PONTIANAK // Monitorkrimsus.com
Timnas voli kita, kalah wak. Sedih, sih. Namun, itulah pertandingan. Rivan Nurmulki cs masih harus banyak latihan lagi. Walau demikian, Indonesia satu-satunya wakil ASEAN di AVC 2025, tidak malu-maluin amat sih. Siapkan kopinya lagi, simak narasi ini agar otak tetap encer dan waras.
21 Juni 2025. Bahrain. Panasnya bukan main. Bahkan bola voli pun sempat meleleh sebelum wasit menyuruh pendinginan ulang. Di sanalah terjadi laga yang kelak akan dikenang sebagai kisah epik patah hati berbalut net dan smash, Indonesia vs Pakistan, perempat final AVC 2025.
Set pertama berjalan seperti dongeng. Indonesia memimpin 16-14, lalu 19-15, seperti rombongan rombongan kuda Pangeran Diponegoro yang siap menyerbu. Rivan Nurmulki melayang seperti burung Phoenix habis nonton anime, lalu menjatuhkan smash manis 24-20. Penonton di tribun sampai berdiri, ada yang menjerit, “Rivan, aku siap jadi istrimu!” Suasana gegap gempita. Bahkan ada yang pesan bakso dua mangkok sambil teriak “Set ini milik kita!” Benar, Indonesia menutup set pertama 25-20. Semua orang lupa bahwa ini malam Minggu dan mereka seharusnya sedang chatting sama gebetan.
Tapi seperti sinetron yang sudah masuk episode ke-245, set kedua adalah awal dari penderitaan. Pakistan mengganti strategi. Sang pelatih, Rahman Mohammadirad, yang konon dulunya perancang taktik catur di gurun pasir, menyulap pasukannya menjadi autobot. Indonesia sempat unggul 4-2, tapi kemudian Pakistan membalikkan dunia, 13-15, 18-22, dan akhirnya 20-25. Rakyat Indonesia mulai menunduk. Ada yang mencium sandal sendiri. Ada pula yang mengulang doa sapu jagat sambil menatap televisi.
Set ketiga bukan lagi pertandingan, ini adalah perang batin antara harapan dan kenyataan. Pakistan langsung tancap gas 7-3. Indonesia mengejar dengan gaya silat Rajawali Ngamuk, 10-12, 13-15, 17-18. Namun ketika semuanya hampir seimbang, datanglah tragedi, service error Jansen. Penonton yang tadinya tegang mendadak hening seperti sidang isbat Lebaran. Pakistan menang 25-20. Beberapa fans mulai unfollow akun resmi voli sambil bilang, “Aku butuh waktu sendiri.”

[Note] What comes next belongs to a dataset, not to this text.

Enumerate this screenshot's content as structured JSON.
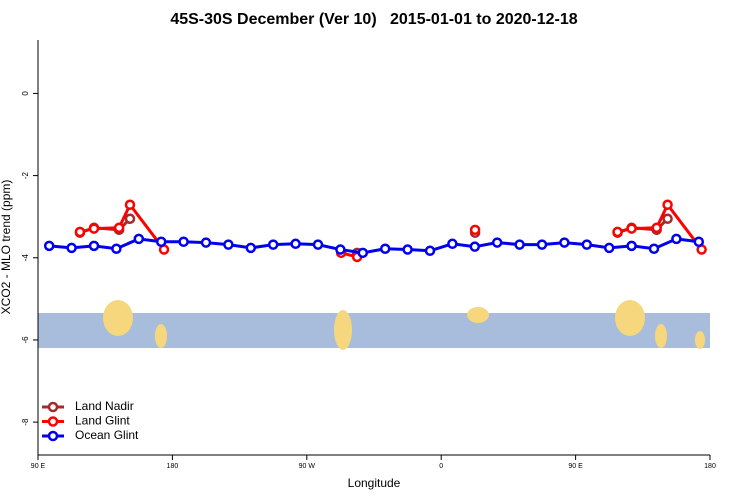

Masuk set keempat, Pakistan tak lagi bermain voli. Mereka seperti prajurit Sparta yang memakai block dan spike sebagai senjata utama. 5-8, 8-12, 13-17. Indonesia mencoba bertahan, tapi semuanya berakhir saat kepala Jansen kena smash langsung: Headshot. Pemain Pakistan buru-buru minta maaf, tapi wajah Jansen sudah seperti habis diceramahi mantan. Skor makin menjauh, 14-20, 16-24. Akhirnya, seperti daun jatuh yang tak pernah kembali ke rantingnya, Indonesia menyerah 17-25. Pakistan melaju ke semifinal. Indonesia? Terpaku di tanah, menatap langit.
Namun jangan salah. Dalam budaya voli Nusantara, kalah adalah awal dari latihan kemenangan sejati. Garuda memang jatuh, tapi bukan roboh. Ia hanya sedang menarik napas untuk terbang lebih tinggi, mungkin bukan semifinal, tapi peringkat 5-8 juga bukan tempat yang hina. Di sanalah harga diri dipertaruhkan. Di sanalah bakso akan kembali dipesan.
Namun kekalahan ini bukan kehancuran. Ini adalah fase. Dalam narasi epik nusantara, Garuda tak pernah benar-benar jatuh. Ia hanya merunduk, mengatur napas, mempersiapkan langkah untuk bangkit lebih tinggi, seperti Naruto yang dikira KO tapi ternyata mengaktifkan mode bijuu. Indonesia masih akan bertarung di klasifikasi 5–8, dan siapa tahu, dari reruntuhan ini, bangkitlah versi baru, Garuda X.
Karena kami tahu, para pemain ini bukan sekadar atlet. Mereka pendekar, pahlawan, dan seniman blok-spike. Walau kalah, Garuda tetap milik kami. Bukan karena trofi. Tapi karena mereka bertarung seperti cinta sejati: walau ditolak, tetap kembali dengan senyum dan smash keras ke masa depan.